Anar Ahmadov is one of eleven Leiden University researchers that have been awarded a Vidi grant by the Dutch Research Council (NWO). The 800.000 euro grant enables Ahmadov to start his own research group on western institutions, finding answers to the question: do they promote or preclude democracy?

The associate professor in Poltical Economy at Leiden University College of the faculty of Governance and Global Affairs is honored to receive the grant. ‘This was only my first application. You are competing with a lot of highly capable researchers. This is a recognition of my previous contribution and of trust in my ability to do important and useful work. It means I can concentrate on one major line of research.'

Freedom and urgency at the same time

Ahmadov was in his office when he heard he was awarded the grant. It gave him a sense of freedom and urgency at the same time. ‘I looked out the window with a smile and I noticed a pigeon in the sky. For a moment, I felt as free as that bird. With this grant I will be free to do my research. But it immediately occurred to me that the bird immediately has to find its next meal after it has eaten. And that I will have to hunt for further grants to support my research in the future.’
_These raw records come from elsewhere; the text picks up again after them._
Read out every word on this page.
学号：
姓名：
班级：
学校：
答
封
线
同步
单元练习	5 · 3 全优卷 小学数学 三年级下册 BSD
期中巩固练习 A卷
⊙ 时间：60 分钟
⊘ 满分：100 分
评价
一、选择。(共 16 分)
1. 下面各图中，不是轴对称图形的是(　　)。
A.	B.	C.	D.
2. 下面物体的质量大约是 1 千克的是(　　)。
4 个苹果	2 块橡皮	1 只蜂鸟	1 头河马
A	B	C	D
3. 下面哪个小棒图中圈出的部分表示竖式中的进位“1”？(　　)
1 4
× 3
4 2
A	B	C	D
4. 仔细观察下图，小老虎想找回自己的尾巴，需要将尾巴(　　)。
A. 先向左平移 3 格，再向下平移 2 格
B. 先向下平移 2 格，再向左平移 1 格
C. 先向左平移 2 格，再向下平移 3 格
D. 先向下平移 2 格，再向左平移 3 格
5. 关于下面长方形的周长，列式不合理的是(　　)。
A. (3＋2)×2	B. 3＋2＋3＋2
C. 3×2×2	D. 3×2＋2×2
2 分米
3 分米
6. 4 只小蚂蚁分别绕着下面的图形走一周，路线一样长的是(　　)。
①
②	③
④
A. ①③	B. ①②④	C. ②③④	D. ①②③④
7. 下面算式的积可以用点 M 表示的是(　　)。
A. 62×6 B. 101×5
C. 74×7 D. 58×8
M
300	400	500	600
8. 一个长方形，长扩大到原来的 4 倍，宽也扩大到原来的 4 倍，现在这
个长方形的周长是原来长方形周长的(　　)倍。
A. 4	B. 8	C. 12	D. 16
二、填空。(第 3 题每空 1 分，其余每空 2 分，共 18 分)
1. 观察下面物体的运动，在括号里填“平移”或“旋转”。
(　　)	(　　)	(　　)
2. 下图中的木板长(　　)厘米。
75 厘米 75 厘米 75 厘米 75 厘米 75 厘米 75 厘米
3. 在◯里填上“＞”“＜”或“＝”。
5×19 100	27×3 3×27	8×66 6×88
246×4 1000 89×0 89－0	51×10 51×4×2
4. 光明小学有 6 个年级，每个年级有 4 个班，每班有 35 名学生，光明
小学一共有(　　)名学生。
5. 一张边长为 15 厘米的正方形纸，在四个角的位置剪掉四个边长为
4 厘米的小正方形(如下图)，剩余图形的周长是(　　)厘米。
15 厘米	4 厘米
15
Ahmadov also thought about his colleagues that didn’t get the grant. ‘Their work is just as admirable and important for various reasons, but does not get supported.’ Then he stopped being philosophical and started to call friends and family to share the good news.

Personal interest

His research subject, ‘western institutions, do they promote or preclude democracy?’ is fueled by personal interest, coming from personal experiences and observations. ‘I am a former international student in to western countries - the USA and the UK, from a developing non-western country, Azerbeidzjan. I teach at Leiden University College in The Hague, a highly international college that attracts lots of motivated young people, not only from Europe and North America, but also from developing countries. In addition, I have witnessed and contributed to various European and US-based international governmental and non-governmental programs for training policy executives, politicians, ngo leaders, activists, and academics. My main goal is to assess the role – intended and unintended – of ‘western’ training on promoting democracy in developing countries. Do these programs actually promote democracy or reproduce existing inequalities? When are they useful and when are they counterproductive for democracy?’